The amended complaint alleged that there were two post-closing payments due upon the achievement of designated milestones (the “Milestone Payments”). The Milestone Payments were based on certain provisions in the merger agreement that called for various actions to be completed, and if they were completed, then substantial additional payments would be due to the seller. Exhibits to the merger agreement provided the details and deadlines regarding the Milestone Payments. The first Milestone Payment required a construction of a plant and the completion of the production of certain products. The second Milestone Payment required the construction of a separate plant and the production of certain products at a specific price by a specific deadline.
The claim for breach of contract alleged that the buyer did not comply with the business plan that was a part of the Merger Agreement and that the actions required to be taken in order for the Milestone Payments to be due, were not performed.
The usefulness of this decision is primarily based on the court’s analysis of the standard under Rule 12(b)(6) for a motion to dismiss, as opposed to its analysis of specific terms of the merger agreement that might be replicated in other merger agreements with earn-out provisions such that the court’s analysis of merger terms would be applicable in other cases.
Rather, the court explained that in a motion to dismiss, the movant can only prevail if its proffered interpretation of the merger agreement is the only reasonably interpretation. In this case, however, the interpretations of the merger agreement by each of the parties were both reasonable, and therefore, as a procedural matter the court found that granting the motion to dismiss was inappropriate.
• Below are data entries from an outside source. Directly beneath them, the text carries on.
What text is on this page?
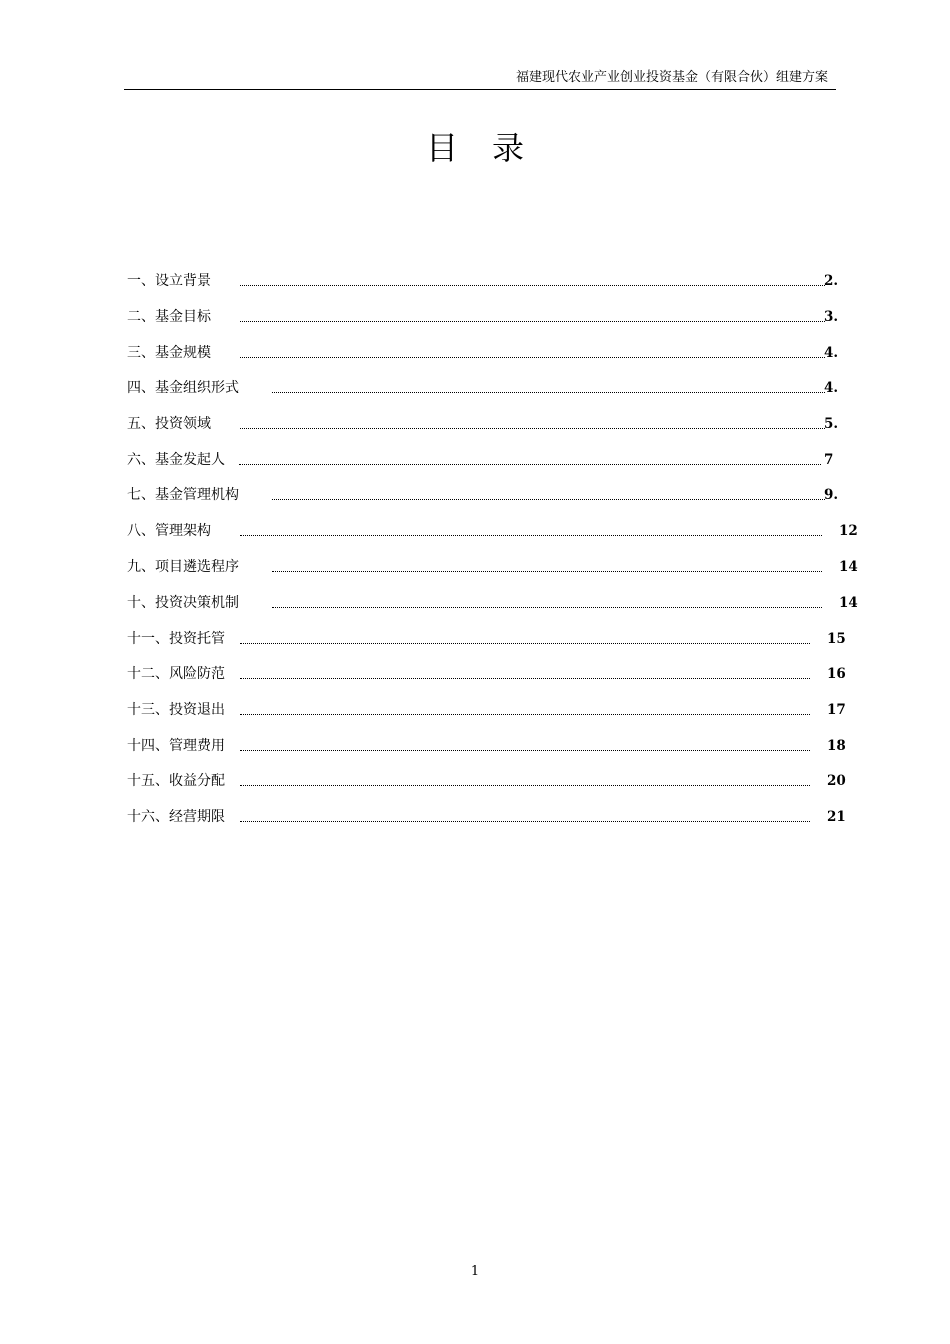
福建现代农业产业创业投资基金（有限合伙）组建方案
目 录
一、设立背景	2.
二、基金目标	3.
三、基金规模	4.
四、基金组织形式	4.
五、投资领域	5.
六、基金发起人	7
七、基金管理机构	9.
八、管理架构	12
九、项目遴选程序	14
十、投资决策机制	14
十一、投资托管	15
十二、风险防范	16
十三、投资退出	17
十四、管理费用	18
十五、收益分配	20
十六、经营期限	21
1
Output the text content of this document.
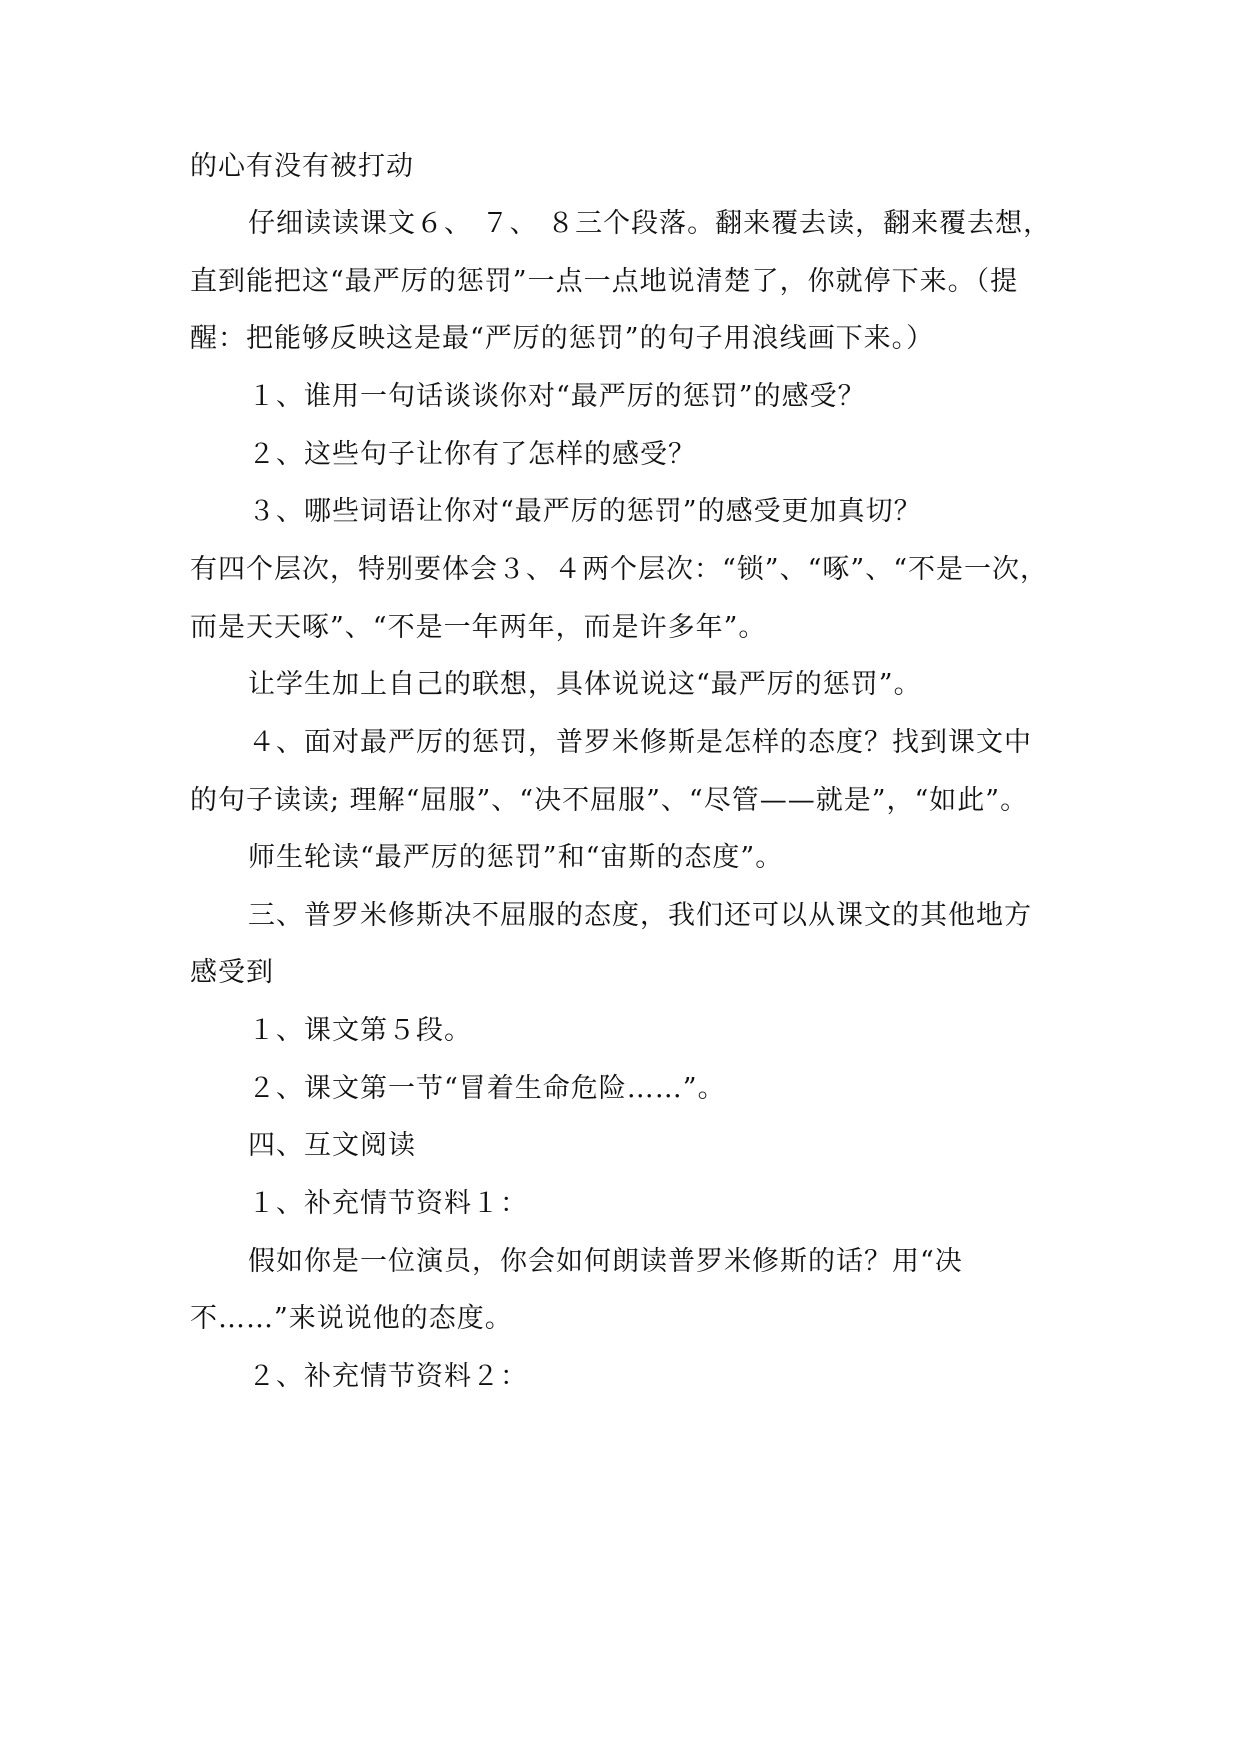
的心有没有被打动
仔细读读课文６、 ７、 ８三个段落。翻来覆去读，翻来覆去想，
直到能把这“最严厉的惩罚”一点一点地说清楚了，你就停下来。（提
醒：把能够反映这是最“严厉的惩罚”的句子用浪线画下来。）
１、谁用一句话谈谈你对“最严厉的惩罚”的感受？
２、这些句子让你有了怎样的感受？
３、哪些词语让你对“最严厉的惩罚”的感受更加真切？
有四个层次，特别要体会３、４两个层次：“锁”、“啄”、“不是一次，
而是天天啄”、“不是一年两年，而是许多年”。
让学生加上自己的联想，具体说说这“最严厉的惩罚”。
４、面对最严厉的惩罚，普罗米修斯是怎样的态度？找到课文中
的句子读读; 理解“屈服”、“决不屈服”、“尽管——就是”，“如此”。
师生轮读“最严厉的惩罚”和“宙斯的态度”。
三、普罗米修斯决不屈服的态度，我们还可以从课文的其他地方
感受到
１、课文第５段。
２、课文第一节“冒着生命危险……”。
四、互文阅读
１、补充情节资料１：
假如你是一位演员，你会如何朗读普罗米修斯的话？用“决
不……”来说说他的态度。
２、补充情节资料２：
The court explained in detail why the interpretation of each of the parties was reasonable because of an ambiguity in the provisions of the agreements on which the motion to dismiss was based. Because the court determined that additional discovery is needed and a fuller record would need to be examined at trial in order to determine the intent of the parties in connection with the terms in the merger agreement that were disputed, a determination prior to trial about whether or not there was a breach of the agreement regarding the Milestone Payments was premature.